La guerre des coûts

On peut y reconnaître un vrai cuisinier ou une bonne cuisinière: ils savent accommoder les restes, cultivent l’art de faire beaucoup avec peu et montrent un grand talent pour soigner la présentation de leurs plats. Une forme de génie les anime et les méthodes qu’ils utilisent se caractérisent par une intelligente économie de moyen, une authentique élégance: le moins d’efforts (ou d’effets) possibles pour obtenir le meilleur résultat possible.

Qu’en est-il de la très mauvaise soupe managériale, trop souvent servie en entreprise, à base de cost-killing ou de down-sizing (je suppose que ces processus sont plus efficaces en anglais qu’en français)? Il s’agit sans doute d’une première intention de bon sens: créer le plus de valeur ajoutée possible tout en consommant le moins d’énergie semble vertueux.

Dans de nombreuses organisations cependant, on observe d’étonnantes perversions de cette bonne intention. La plus insidieuse est aussi la plus fréquente: initiée par les équipes non-productives de valeurs ajoutées mesurables (gestionnaires financiers, auditeurs et contrôleurs fanatisés idolâtres des budgets, de normes ou des process…), la chasse aux coûts peut transformer ces derniers en ayatollahs du bottom line, persécuteurs du moindre centime, étouffeurs de chaque initiative.

C’est une vérité de bon sens: l’entreprise n’existe pas pour faire des économies mais pour créer de la valeur ajoutée. Si l’économie de moyen – que j’aime appeler l’élégance – est raisonnable, ses excès hélas sont redoutablement destructeurs de richesses. S’il semble juste et bon d’éliminer gaspillage ou gabegie, une excessive ou permanente pression sur les coûts devient concrètement et dramatiquement contreproductive.

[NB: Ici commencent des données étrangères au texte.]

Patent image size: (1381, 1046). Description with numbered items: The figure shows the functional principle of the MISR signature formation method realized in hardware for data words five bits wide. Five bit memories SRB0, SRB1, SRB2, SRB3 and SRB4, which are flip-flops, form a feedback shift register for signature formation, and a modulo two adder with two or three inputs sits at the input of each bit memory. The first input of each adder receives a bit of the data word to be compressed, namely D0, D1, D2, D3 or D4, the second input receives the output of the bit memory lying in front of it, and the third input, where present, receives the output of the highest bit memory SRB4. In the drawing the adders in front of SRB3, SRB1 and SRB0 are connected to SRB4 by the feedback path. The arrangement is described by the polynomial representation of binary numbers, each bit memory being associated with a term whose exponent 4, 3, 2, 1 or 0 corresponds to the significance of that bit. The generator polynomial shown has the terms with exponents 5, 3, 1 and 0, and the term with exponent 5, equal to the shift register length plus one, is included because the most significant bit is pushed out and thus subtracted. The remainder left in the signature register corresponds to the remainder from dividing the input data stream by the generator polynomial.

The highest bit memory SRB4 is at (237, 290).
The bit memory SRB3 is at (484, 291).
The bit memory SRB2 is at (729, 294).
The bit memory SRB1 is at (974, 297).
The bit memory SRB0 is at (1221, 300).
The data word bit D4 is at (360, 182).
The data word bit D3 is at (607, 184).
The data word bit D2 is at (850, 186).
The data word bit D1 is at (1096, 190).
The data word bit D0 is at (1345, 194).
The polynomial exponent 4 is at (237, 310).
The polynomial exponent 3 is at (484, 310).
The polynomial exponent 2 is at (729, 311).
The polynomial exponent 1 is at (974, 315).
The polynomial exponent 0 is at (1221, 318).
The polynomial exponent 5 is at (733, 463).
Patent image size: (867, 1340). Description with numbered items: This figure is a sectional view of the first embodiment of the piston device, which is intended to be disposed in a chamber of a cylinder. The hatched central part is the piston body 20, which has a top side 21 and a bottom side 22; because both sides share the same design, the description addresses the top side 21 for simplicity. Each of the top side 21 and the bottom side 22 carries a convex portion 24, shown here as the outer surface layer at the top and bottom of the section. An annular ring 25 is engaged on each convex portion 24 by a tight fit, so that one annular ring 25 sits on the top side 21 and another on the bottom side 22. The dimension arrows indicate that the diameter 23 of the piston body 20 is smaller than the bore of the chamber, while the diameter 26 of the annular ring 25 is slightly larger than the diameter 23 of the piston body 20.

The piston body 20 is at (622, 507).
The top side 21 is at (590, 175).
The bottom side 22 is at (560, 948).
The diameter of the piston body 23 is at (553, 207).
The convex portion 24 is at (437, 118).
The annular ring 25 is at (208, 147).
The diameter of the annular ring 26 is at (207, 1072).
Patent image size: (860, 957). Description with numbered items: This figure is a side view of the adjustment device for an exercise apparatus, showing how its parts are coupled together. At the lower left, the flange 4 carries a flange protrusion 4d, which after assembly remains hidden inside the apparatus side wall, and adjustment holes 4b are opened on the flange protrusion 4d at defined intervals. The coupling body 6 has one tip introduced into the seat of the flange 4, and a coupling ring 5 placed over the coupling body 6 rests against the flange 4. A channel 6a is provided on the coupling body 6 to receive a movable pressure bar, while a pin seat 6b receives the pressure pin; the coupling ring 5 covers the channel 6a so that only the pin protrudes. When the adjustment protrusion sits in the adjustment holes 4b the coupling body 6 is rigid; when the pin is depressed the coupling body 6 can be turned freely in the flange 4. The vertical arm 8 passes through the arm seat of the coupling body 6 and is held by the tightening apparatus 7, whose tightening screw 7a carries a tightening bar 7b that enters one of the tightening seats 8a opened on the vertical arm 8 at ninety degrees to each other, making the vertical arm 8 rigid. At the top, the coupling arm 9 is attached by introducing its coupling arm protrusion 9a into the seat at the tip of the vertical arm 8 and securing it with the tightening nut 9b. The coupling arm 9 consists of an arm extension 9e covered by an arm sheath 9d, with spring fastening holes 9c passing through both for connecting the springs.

Notre psychisme se structure en effet pour notre croissance (apprentissage, connaissance, découverte, vie spirituelle, famille et vie sociale) et pour notre plus grande liberté (d’être celui ou celle que je suis vraiment). S’il travaille naturellement à obtenir toujours plus de résultats avec le moins d’énergie possible, la violence d’une contrainte constante pour opérer une décroissance forcée l’épuise gravement, asséchant sa créativité, en dehors de tout contrôle conscient.

Les conducteurs comprendront: on ne peut sans dommage accélérer et freiner en même temps. L’exigence du toujours plus (les fameux objectifs) avec l’obligation du toujours moins (la guerre des coûts) fabrique exactement l’opposé de sa justification. Au lieu de créer de la richesse, cette idiocratie managériale constitue la matrice perverse d’innombrables coûts cachés. Consignes pléthoriques, pandémies d’emails, meetings sans fin, consultances prohibitives, sabotages passifs ou actifs, surmenages, fatigues psychiques, écoeurements, inerties, temps perdu, résistances au changements, présentéismes ou absentéismes, conflits inavoués ou guerres de tranchées s’y engendrent, devenant sur-vitaminés et flambant au premier assaut des cost-killers.

La guerre des coûts, qui a bien lieu, est un puissant et obscur destructeur de richesse, premier fabriquant des coûts cachés.